Let's denote the time (in minutes) it takes for the machines to have the same number of cans of soup by "t".
The number of cans of soup the first machine fills in "t" minutes can be represented by the equation:
16t
The number of cans of soup the second machine fills in "t" minutes can be represented by the equation:
13t
To find when the two machines have the same number of cans of soup, we set the two equations equal to each other and solve for "t":
16t = 13t
Subtracting 13t from both sides:
16t - 13t = 13t - 13t
3t = 0
Dividing both sides by 3:
t = 0
Therefore, the two machines will have the same number of cans of soup after 0 minutes.
Let's assume that t represents the number of minutes it takes for the two machines to have the same number of cans of soup.

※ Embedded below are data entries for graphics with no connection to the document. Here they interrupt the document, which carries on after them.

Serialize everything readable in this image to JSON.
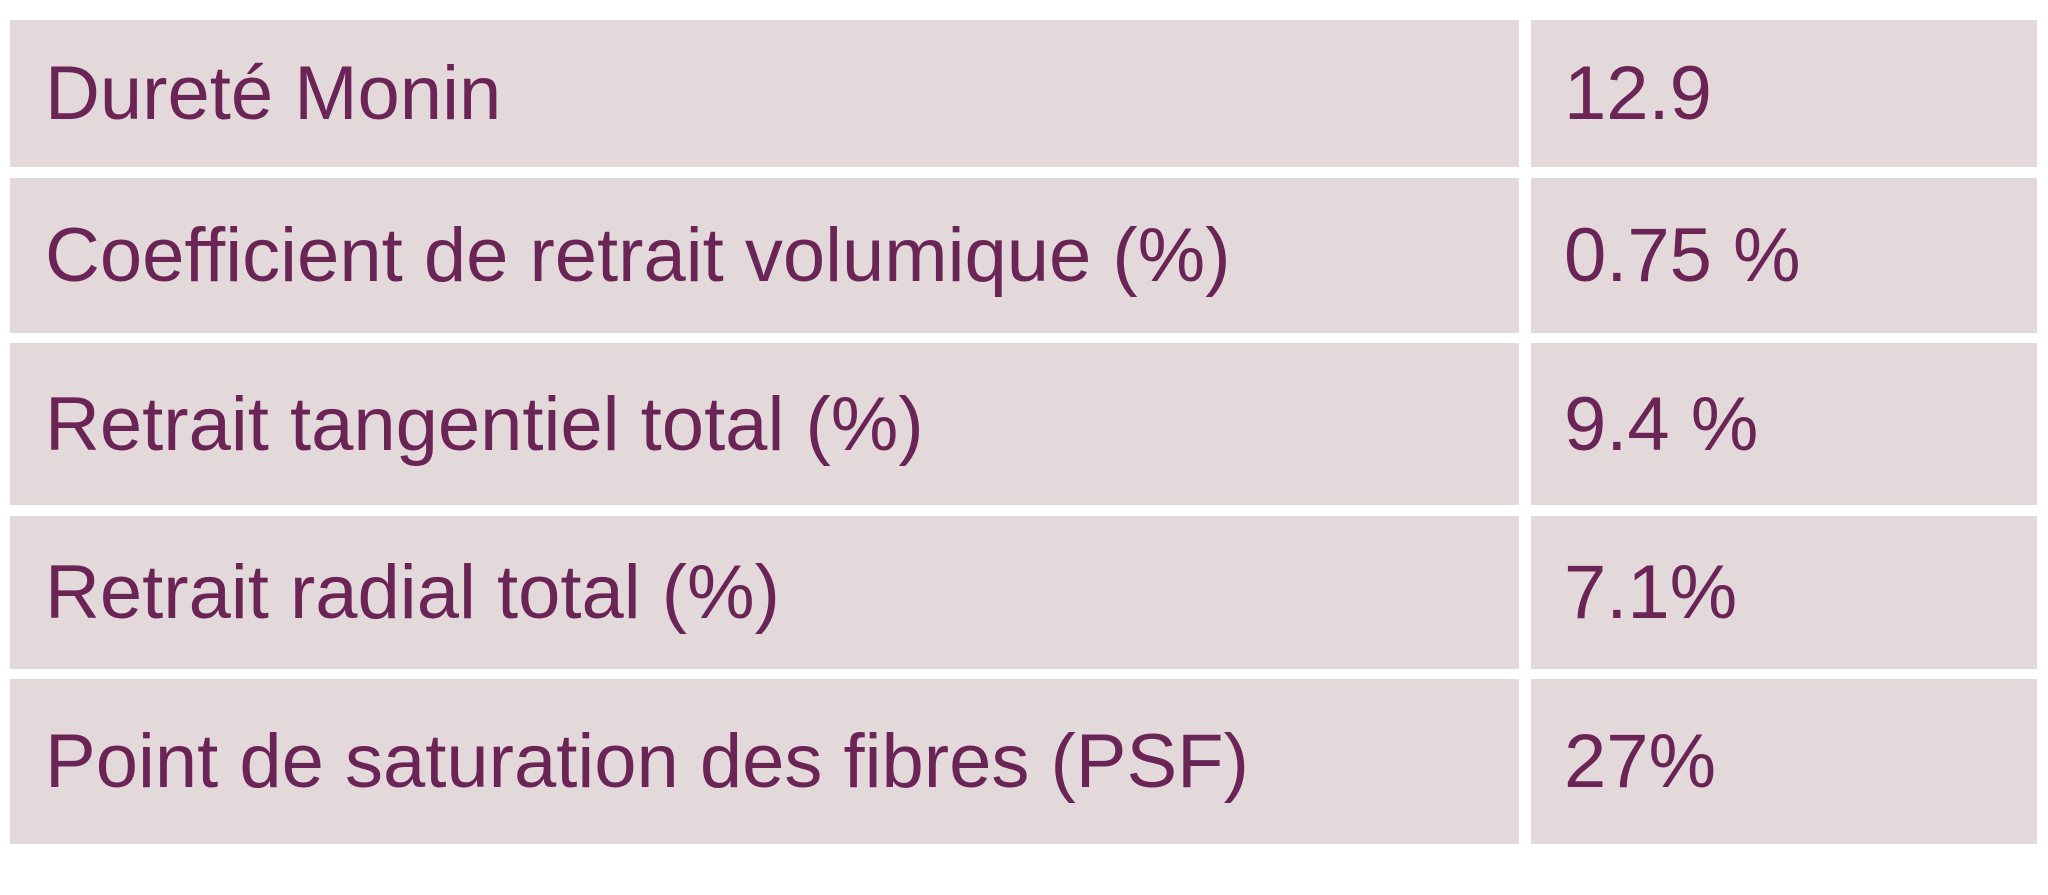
{
  "table": {
    "rows": [
      [
        "Dureté Monin",
        "12.9"
      ],
      [
        "Coefficient de retrait volumique (%)",
        "0.75 %"
      ],
      [
        "Retrait tangentiel total (%)",
        "9.4 %"
      ],
      [
        "Retrait radial total (%)",
        "7.1%"
      ],
      [
        "Point de saturation des fibres (PSF)",
        "27%"
      ]
    ]
  }
}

For the first machine, the number of cans filled, y1, is given by the equation:
y1 = 16t + 92
For the second machine, the number of cans filled, y2, is given by the equation:
y2 = 13t + 104
To find when the two machines have the same number of cans of soup, we can set y1 equal to y2 and solve the equation.
16t + 92 = 13t + 104
Subtracting 13t from both sides gives:
16t - 13t + 92 = 13t - 13t + 104
3t + 92 = 104
Subtracting 92 from both sides gives:
3t + 92 - 92 = 104 - 92
3t = 12
Dividing both sides by 3 gives:
3t/3 = 12/3
t = 4
Therefore, the two machines will have the same number of cans of soup after 4 minutes.
To find when the two machines have the same number of cans of soup, we can set up an equation. Let's first define the variables:
Let x be the number of minutes for the first machine.
Let y be the number of minutes for the second machine.
The number of cans of soup filled by the first machine is given by:
Number of cans filled by first machine = Rate of filling by first machine × Number of minutes (x)
Number of cans filled by first machine = 16x
Similarly, the number of cans of soup filled by the second machine is:
Number of cans filled by second machine = Rate of filling by second machine × Number of minutes (y)
Number of cans filled by second machine = 13y
Now we can set up the equation to find when they have the same number of cans of soup:
16x = 13y
To solve this equation, we need to find values of x and y that satisfy this condition. One way to do this is to try different values for one variable and find the corresponding value for the other variable until we get a match.
In this case, we can start by plugging in values for x and calculating the corresponding value for y. We know that the first machine has already filled 92 cans, so we can let x = 6 (minutes). Plugging this into the equation:
16(6) = 13y
96 = 13y
Now we need to solve for y by dividing both sides of the equation by 13:
96 / 13 = 13y / 13
7.38 ≈ y
Therefore, when the first machine has been running for 6 minutes, the second machine would have filled approximately 7.38 cans of soup.
To find a more precise time when the two machines have filled the same number of cans, you can continue this process by trying different values for x and solving for y.